While new therapeutics and treatments such as PrEP and PEP have made HIV less transmissible and AIDS more survivable, these remain out of reach for poor and marginalized people, including many LGBTQ+ people, people of color and others with limited access to suitable health care and resources. As historian Dan Royles trenchantly writes, “AIDS has devastated black America.” The enduring stigma around HIV/AIDS continues to facilitate its spread.

Simply put, such stigmas do not define the current coronavirus pandemic — despite the Trump administration’s disgraceful effort to link covid-19 with Chinese and East Asian peoples, which has stoked violence and harassment against Asian Americans. Indeed, so far, prominent (and wealthy) individuals who have tested positive for the virus — such as Tom Hanks, Chris Cuomo and Kevin Durant — have been hailed as brave for their transparency rather than reviled.

In late March, the official Twitter account for the New York chapter of ACT UP posted two images. The first displayed David Wojnarowicz’s famous black leather jacket, worn by the artist in 1988, emblazoned with the declaration: “IF I DIE OF AIDS — FORGET BURIAL — JUST DROP MY BODY ON THE STEPS OF THE F.D.A.” The second showed a surgical mask — images of which have become emblematic of the covid-19 pandemic — imprinted with a similar statement: “IF I DIE OF COVID-19 — FORGET BURIAL — DROP MY BODY ON THE STEPS OF MAR-A-LAGO,” Trump’s South Florida resort.

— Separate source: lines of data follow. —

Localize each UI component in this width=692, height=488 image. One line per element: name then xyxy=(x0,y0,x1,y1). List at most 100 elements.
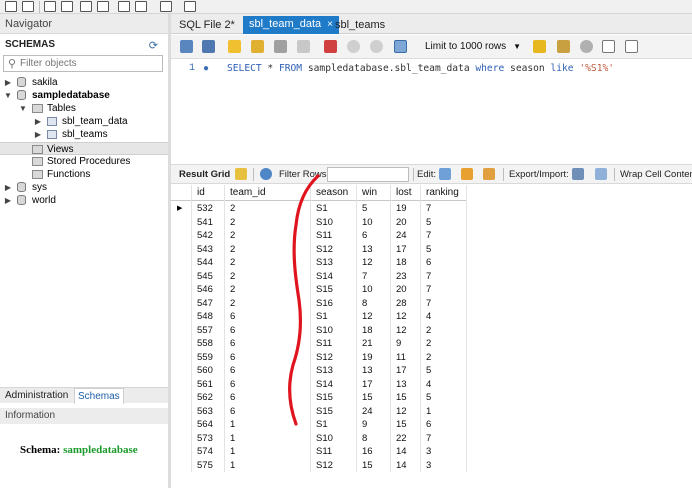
create-view-icon[interactable] xyxy=(97,1,109,12)
collapse-arrow-icon[interactable]: ▼ xyxy=(4,89,12,102)
table-row[interactable]: 564 1 S1 9 15 6 xyxy=(171,418,467,432)
table-cell[interactable]: 532 xyxy=(192,202,213,216)
import-icon[interactable] xyxy=(595,168,607,180)
table-cell[interactable]: 1 xyxy=(225,459,235,473)
table-cell[interactable]: 6 xyxy=(225,378,235,392)
table-cell[interactable]: 6 xyxy=(225,324,235,338)
table-cell[interactable]: 6 xyxy=(225,337,235,351)
table-cell[interactable]: S11 xyxy=(311,229,332,243)
tree-item[interactable]: ▶ sbl_teams xyxy=(0,128,168,141)
table-cell[interactable]: 20 xyxy=(391,216,407,230)
save-icon[interactable] xyxy=(202,40,215,53)
tree-item[interactable]: Functions xyxy=(0,168,168,181)
table-cell[interactable]: 8 xyxy=(357,432,367,446)
table-cell[interactable]: 2 xyxy=(421,351,431,365)
find-icon[interactable] xyxy=(580,40,593,53)
table-cell[interactable]: 7 xyxy=(421,432,431,446)
table-cell[interactable]: S14 xyxy=(311,270,333,284)
add-snippet-icon[interactable] xyxy=(533,40,546,53)
table-cell[interactable]: S15 xyxy=(311,283,333,297)
filter-rows-input[interactable] xyxy=(327,167,409,182)
table-cell[interactable]: 2 xyxy=(225,270,235,284)
grid-view-icon[interactable] xyxy=(235,168,247,180)
table-row[interactable]: 544 2 S13 12 18 6 xyxy=(171,256,467,270)
tab-schemas[interactable]: Schemas xyxy=(74,388,124,404)
add-row-icon[interactable] xyxy=(461,168,473,180)
table-row[interactable]: 557 6 S10 18 12 2 xyxy=(171,324,467,338)
collapse-arrow-icon[interactable]: ▼ xyxy=(19,102,27,115)
table-row[interactable]: 562 6 S15 15 15 5 xyxy=(171,391,467,405)
table-cell[interactable]: S10 xyxy=(311,216,333,230)
table-row[interactable]: 541 2 S10 10 20 5 xyxy=(171,216,467,230)
table-cell[interactable]: 547 xyxy=(192,297,213,311)
table-cell[interactable]: 560 xyxy=(192,364,213,378)
tree-item[interactable]: ▶ sbl_team_data xyxy=(0,115,168,128)
table-cell[interactable]: 16 xyxy=(357,445,373,459)
filter-objects-input[interactable] xyxy=(20,57,160,70)
table-cell[interactable]: S16 xyxy=(311,297,333,311)
tree-item[interactable]: Views xyxy=(0,142,168,155)
tree-item[interactable]: ▼ Tables xyxy=(0,102,168,115)
table-cell[interactable]: 12 xyxy=(357,256,373,270)
wrap-cell-contents-label[interactable]: Wrap Cell Contents xyxy=(620,169,692,180)
table-row[interactable]: 558 6 S11 21 9 2 xyxy=(171,337,467,351)
export-icon[interactable] xyxy=(572,168,584,180)
invisible-chars-icon[interactable] xyxy=(602,40,615,53)
table-cell[interactable]: 6 xyxy=(421,256,431,270)
table-row[interactable]: 545 2 S14 7 23 7 xyxy=(171,270,467,284)
limit-rows-select[interactable]: Limit to 1000 rows ▼ xyxy=(421,39,523,55)
table-row[interactable]: ▶ 532 2 S1 5 19 7 xyxy=(171,202,467,216)
table-cell[interactable]: 543 xyxy=(192,243,213,257)
table-cell[interactable]: 6 xyxy=(225,310,235,324)
sql-editor[interactable]: 1 ● SELECT * FROM sampledatabase.sbl_tea… xyxy=(171,59,692,159)
refresh-icon[interactable] xyxy=(260,168,272,180)
table-cell[interactable]: S10 xyxy=(311,432,333,446)
table-cell[interactable]: S12 xyxy=(311,243,333,257)
table-cell[interactable]: 7 xyxy=(357,270,367,284)
table-cell[interactable]: 573 xyxy=(192,432,213,446)
table-cell[interactable]: 10 xyxy=(357,216,373,230)
table-cell[interactable]: 562 xyxy=(192,391,213,405)
table-cell[interactable]: 2 xyxy=(225,243,235,257)
expand-arrow-icon[interactable]: ▶ xyxy=(4,194,12,207)
table-cell[interactable]: 17 xyxy=(391,243,407,257)
filter-objects-box[interactable]: ⚲ xyxy=(3,55,163,72)
table-row[interactable]: 559 6 S12 19 11 2 xyxy=(171,351,467,365)
table-cell[interactable]: 19 xyxy=(357,351,373,365)
table-cell[interactable]: 14 xyxy=(391,445,407,459)
table-row[interactable]: 548 6 S1 12 12 4 xyxy=(171,310,467,324)
table-row[interactable]: 547 2 S16 8 28 7 xyxy=(171,297,467,311)
table-cell[interactable]: 6 xyxy=(225,364,235,378)
table-cell[interactable]: 4 xyxy=(421,310,431,324)
table-cell[interactable]: 14 xyxy=(391,459,407,473)
table-row[interactable]: 573 1 S10 8 22 7 xyxy=(171,432,467,446)
table-cell[interactable]: 15 xyxy=(391,391,407,405)
table-row[interactable]: 543 2 S12 13 17 5 xyxy=(171,243,467,257)
table-cell[interactable]: 28 xyxy=(391,297,407,311)
wrap-lines-icon[interactable] xyxy=(625,40,638,53)
tree-item[interactable]: ▶ sys xyxy=(0,181,168,194)
execute-icon[interactable] xyxy=(228,40,241,53)
table-cell[interactable]: 545 xyxy=(192,270,213,284)
tree-item[interactable]: ▶ sakila xyxy=(0,76,168,89)
table-row[interactable]: 574 1 S11 16 14 3 xyxy=(171,445,467,459)
table-cell[interactable]: 558 xyxy=(192,337,213,351)
reconnect-icon[interactable] xyxy=(184,1,196,12)
table-cell[interactable]: 1 xyxy=(421,405,431,419)
table-cell[interactable]: 8 xyxy=(357,297,367,311)
table-cell[interactable]: 2 xyxy=(225,216,235,230)
table-cell[interactable]: 17 xyxy=(391,364,407,378)
table-cell[interactable]: 18 xyxy=(391,256,407,270)
tree-item[interactable]: ▼ sampledatabase xyxy=(0,89,168,102)
table-cell[interactable]: 7 xyxy=(421,270,431,284)
table-cell[interactable]: 10 xyxy=(357,283,373,297)
create-schema-icon[interactable] xyxy=(61,1,73,12)
toggle-continue-on-error-icon[interactable] xyxy=(324,40,337,53)
table-cell[interactable]: 2 xyxy=(225,283,235,297)
auto-commit-icon[interactable] xyxy=(394,40,407,53)
table-cell[interactable]: 5 xyxy=(357,202,367,216)
table-cell[interactable]: 559 xyxy=(192,351,213,365)
table-cell[interactable]: S1 xyxy=(311,310,328,324)
tab-administration[interactable]: Administration xyxy=(5,390,68,401)
new-sql-tab-icon[interactable] xyxy=(5,1,17,12)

While the novel coronavirus and HIV/AIDS should certainly be placed in conversation with one another, the notion that the former closely mirrors the latter is overly simplistic and problematic. Yet the gap between the two can always shrink if the president and others continue to couch the coronavirus pandemic in racist and xenophobic terms — and if rich and famous Americans continue to obtain testing and treatment while others go undiagnosed and untreated.

Only by accurately chronicling the contemptible federal response to AIDS — and the “terrible” and “tremendous stigma” affixed to those living with it — can we ensure that the covid-19 outbreak remains distinct from the scourge of HIV/AIDS.